吉原雨模様ー幽霊絵師、時雨蓮次の受難ー

秋月糸乃

第1話 筆を執れば、その身は雄弁

 空が赤い。雨が降る前の夜はいつもこうだ。

 湿り気を帯びた風が、吉原の華やかな喧騒を裏路地へと運んでくる。


 ここ、吉原でも指折りの大見世『扇美屋おうみや』の一室には、二人の男女がいた。


「……やだ……時次ときじ、もう、堪忍……」


 女が、しどけなく乱れた着物の合わせを抑え、熱に浮かされたような吐息を漏らす。


 対する男――時雨蓮次しぐれれんじは、女のそんな哀願を撥ねつけるように、低い声で囁いた。


「なぁに言ってんだ姉さん、まだできんだろ。ほら、そこ、もっと左の膝を立てて。腰をぐっと引くんだ」


 蓮次の指先が、女の白い足首を無造作に掴み、不自然な角度へとねじ曲げる。


 女――扇美屋の部屋待ちであり、蓮次の幼なじみでもあるお艶は「ひっ」と短い声を上げた。


「……そう。その無防備な格好が、男の情欲をそそるのさ。今のまま動くんじゃないよ。俺の筆がお前のその艶を、余さず食いつぶしてやるから」


 蓮次は饒舌だった。

 普段、路地裏で猫背を丸め、ボソボソと土くれに話しかけるような根暗な男とは、とても思えない。


 彼が描いているのは、お艶がお客に贈るための特注の春画だ。

 そのまま夜が更け、明け方の鐘が響く頃。二人は戦場のような熱気の果てに、力尽きたように畳の上で折り重なって眠りに落ちた。


 ◇


 翌朝。

 吉原の仲の町は、夜の喧騒が嘘のように静まり返っていた。


「……よく働いたわねぇ、蓮次。ほら、約束通り極上の飯を馳走してやるから」


 お艶はすっかりいつもの「粋なお姉さん」に戻り、寝起きの蓮次の腕を強引に抱きかかえて歩く。


 その時、向かいから重箱を抱えた少女――日和ひよりがやってくるのが見えた。

 腕を組み密着する二人を見た日和は、みるみるうちに般若のような形相に変わる。それを見たお艶の口角が、意地悪く跳ね上がった。


「昨日はすごかったわよ、蓮次。あんた、あんなに激しいなんて知らなかったわぁ」


 わざと誤解を招くような言葉を投げ、真っ赤になって固まる蓮次と、怒り爆発の日和を交互に見てくすりと笑う。

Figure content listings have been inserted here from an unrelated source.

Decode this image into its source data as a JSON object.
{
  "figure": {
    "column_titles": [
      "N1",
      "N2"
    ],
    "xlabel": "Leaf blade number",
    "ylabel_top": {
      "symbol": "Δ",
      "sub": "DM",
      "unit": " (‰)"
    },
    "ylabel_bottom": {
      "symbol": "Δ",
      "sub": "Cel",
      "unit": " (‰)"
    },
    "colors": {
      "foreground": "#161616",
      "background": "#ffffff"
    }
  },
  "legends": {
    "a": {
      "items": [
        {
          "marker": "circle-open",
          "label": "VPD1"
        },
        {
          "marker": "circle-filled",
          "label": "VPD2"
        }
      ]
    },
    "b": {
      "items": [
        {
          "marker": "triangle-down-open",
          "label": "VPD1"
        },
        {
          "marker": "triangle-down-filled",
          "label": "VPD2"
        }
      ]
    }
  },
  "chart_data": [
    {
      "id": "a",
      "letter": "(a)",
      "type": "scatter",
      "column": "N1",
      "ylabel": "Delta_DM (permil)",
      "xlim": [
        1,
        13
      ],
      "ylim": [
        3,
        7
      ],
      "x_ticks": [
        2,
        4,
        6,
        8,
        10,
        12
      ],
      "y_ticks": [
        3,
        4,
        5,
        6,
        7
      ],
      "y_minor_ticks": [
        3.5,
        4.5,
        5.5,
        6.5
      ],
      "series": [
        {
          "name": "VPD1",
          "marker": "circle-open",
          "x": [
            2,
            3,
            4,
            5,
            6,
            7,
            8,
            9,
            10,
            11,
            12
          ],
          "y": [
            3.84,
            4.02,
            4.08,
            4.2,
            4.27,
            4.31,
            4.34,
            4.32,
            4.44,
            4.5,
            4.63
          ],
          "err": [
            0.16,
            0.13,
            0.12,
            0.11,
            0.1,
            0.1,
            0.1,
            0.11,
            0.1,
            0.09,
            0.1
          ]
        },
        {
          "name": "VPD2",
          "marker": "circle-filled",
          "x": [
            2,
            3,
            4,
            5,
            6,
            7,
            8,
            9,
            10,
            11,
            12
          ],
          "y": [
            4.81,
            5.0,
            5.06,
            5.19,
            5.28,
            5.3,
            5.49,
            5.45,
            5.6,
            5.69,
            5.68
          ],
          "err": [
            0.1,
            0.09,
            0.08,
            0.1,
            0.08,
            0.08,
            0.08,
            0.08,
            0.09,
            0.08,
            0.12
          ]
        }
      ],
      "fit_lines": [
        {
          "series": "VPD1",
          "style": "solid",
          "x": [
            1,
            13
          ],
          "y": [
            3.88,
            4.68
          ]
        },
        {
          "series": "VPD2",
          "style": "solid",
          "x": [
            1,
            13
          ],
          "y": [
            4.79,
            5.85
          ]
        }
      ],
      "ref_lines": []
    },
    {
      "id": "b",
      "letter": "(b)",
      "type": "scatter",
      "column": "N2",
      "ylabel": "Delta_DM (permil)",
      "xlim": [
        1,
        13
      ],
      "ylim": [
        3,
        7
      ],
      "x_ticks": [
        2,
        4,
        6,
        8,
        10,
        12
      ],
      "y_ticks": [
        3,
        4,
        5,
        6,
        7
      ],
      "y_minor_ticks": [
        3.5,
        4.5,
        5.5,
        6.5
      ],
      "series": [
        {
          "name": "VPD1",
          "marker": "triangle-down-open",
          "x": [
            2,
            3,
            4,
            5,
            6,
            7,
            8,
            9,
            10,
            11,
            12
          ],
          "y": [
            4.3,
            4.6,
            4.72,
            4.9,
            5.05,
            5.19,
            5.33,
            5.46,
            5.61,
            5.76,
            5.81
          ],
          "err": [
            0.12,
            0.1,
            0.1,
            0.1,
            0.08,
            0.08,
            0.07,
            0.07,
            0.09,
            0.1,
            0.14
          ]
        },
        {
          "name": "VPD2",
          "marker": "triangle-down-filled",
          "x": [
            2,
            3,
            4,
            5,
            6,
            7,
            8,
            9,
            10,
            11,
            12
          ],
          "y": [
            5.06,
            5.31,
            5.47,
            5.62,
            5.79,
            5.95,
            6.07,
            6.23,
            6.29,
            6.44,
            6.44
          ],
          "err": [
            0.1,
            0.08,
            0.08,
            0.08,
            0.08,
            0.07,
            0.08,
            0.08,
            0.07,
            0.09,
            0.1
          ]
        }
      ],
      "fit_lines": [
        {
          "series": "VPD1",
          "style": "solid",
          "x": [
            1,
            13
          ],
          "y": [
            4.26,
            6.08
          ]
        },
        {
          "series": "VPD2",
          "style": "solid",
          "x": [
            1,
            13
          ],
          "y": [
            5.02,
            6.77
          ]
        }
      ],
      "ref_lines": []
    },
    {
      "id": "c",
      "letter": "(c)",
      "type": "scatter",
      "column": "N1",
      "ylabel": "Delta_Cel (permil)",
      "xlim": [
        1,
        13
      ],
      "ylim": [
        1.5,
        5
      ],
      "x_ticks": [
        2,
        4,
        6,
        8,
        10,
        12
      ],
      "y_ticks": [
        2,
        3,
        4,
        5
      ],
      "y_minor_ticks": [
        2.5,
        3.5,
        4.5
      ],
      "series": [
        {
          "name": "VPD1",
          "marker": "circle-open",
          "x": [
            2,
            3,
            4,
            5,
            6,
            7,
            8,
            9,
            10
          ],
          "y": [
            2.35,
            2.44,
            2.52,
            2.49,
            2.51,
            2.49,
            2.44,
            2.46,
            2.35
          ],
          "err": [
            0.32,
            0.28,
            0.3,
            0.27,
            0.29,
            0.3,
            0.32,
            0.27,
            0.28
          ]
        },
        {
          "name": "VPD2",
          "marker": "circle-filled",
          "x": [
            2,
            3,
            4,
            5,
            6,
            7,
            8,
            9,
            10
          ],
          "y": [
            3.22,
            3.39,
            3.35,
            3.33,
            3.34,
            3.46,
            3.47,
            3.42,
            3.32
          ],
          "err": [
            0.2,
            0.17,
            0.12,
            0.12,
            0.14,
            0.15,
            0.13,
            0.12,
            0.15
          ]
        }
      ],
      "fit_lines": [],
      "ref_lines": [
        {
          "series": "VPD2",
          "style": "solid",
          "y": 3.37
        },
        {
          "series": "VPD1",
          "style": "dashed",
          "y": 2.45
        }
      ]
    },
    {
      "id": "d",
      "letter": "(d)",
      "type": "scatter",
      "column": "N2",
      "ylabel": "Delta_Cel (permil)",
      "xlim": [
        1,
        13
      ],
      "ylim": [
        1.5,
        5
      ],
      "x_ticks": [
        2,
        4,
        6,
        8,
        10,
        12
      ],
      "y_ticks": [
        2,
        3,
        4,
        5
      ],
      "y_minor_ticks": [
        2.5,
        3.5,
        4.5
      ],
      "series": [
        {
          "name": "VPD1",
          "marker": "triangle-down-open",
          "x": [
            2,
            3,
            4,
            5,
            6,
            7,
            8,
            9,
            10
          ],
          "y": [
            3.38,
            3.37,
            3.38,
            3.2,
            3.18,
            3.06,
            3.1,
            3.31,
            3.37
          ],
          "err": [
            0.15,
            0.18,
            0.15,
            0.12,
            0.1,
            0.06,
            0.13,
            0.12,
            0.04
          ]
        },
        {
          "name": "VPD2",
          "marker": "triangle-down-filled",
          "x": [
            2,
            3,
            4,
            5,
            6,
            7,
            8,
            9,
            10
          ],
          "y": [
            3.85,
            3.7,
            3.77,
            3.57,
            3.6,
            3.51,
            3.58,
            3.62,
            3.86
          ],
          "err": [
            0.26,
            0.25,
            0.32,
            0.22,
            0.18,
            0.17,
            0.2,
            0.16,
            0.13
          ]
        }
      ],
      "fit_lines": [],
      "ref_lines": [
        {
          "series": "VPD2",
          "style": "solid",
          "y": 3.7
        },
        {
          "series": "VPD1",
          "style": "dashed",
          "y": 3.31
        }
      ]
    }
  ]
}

「冗談よ。あたしゃお邪魔なようだからこれで。二人で飯でも食ってきな」


 お艶はお金を渡し、すれ違いざまに「お礼は身体で払ってもいいのよ」と蓮次に耳打ちをする。


 顔を赤く染めてただ立っている蓮次とその横で今にも頭から湯気が上がりそうな日和を背にお艶は颯爽と去っていった。


「あー、可愛い。本当いじめがいがあるわ。」


 クスッと笑ったお艶の独り言に2人は気付かなかった。


 その後、日和からの猛烈な説教という名の「朝食会」をどうにか生き延びた蓮次は、ようやく解放され、一人で裏路地の自宅へと向かった。


 蓮次は、吉原の遊女の元に生まれ、この廓の泥と白粉の匂いの中で育った。

 親の顔も知らぬ天涯孤独。幽霊を描くことで糊口を凌ぐこの男にとって、吉原の裏路地こそが唯一の安息地だった。


 ボロの扉を開け、湿った空気が漂う部屋に入る。


「……ただいま」


 返ってくるはずのない挨拶を口にした蓮次の足が、止まった。


 部屋の真ん中に、女が一人、座って俯いていた。

 だが、それは生身の人間ではない。

 女が着ている着物は上等なものだが、ぐっしょりと水に濡れ、無惨に着崩れている。畳の上には、女の体から滴り落ちた水が黒い染みを作っていた。


「……絵師、様……」


 女がゆっくりと顔を上げた。

 その瞳は濁り、果てしない絶望が渦巻いている。


「許せない、人が……います。どうか、私を……助けて……」


 震える声が、蓮次の鼓膜を叩く。

 蓮次は大きな溜息をつき、背負っていた画道具を下ろした。


「……やれやれ。俺のところへ来るのは、いつも厄介な女ばかりだ」


 蓮次は愛用の筆を手に取った。

 その瞬間、彼の瞳に宿る色が、再び鋭く、艶やかに変わり始める。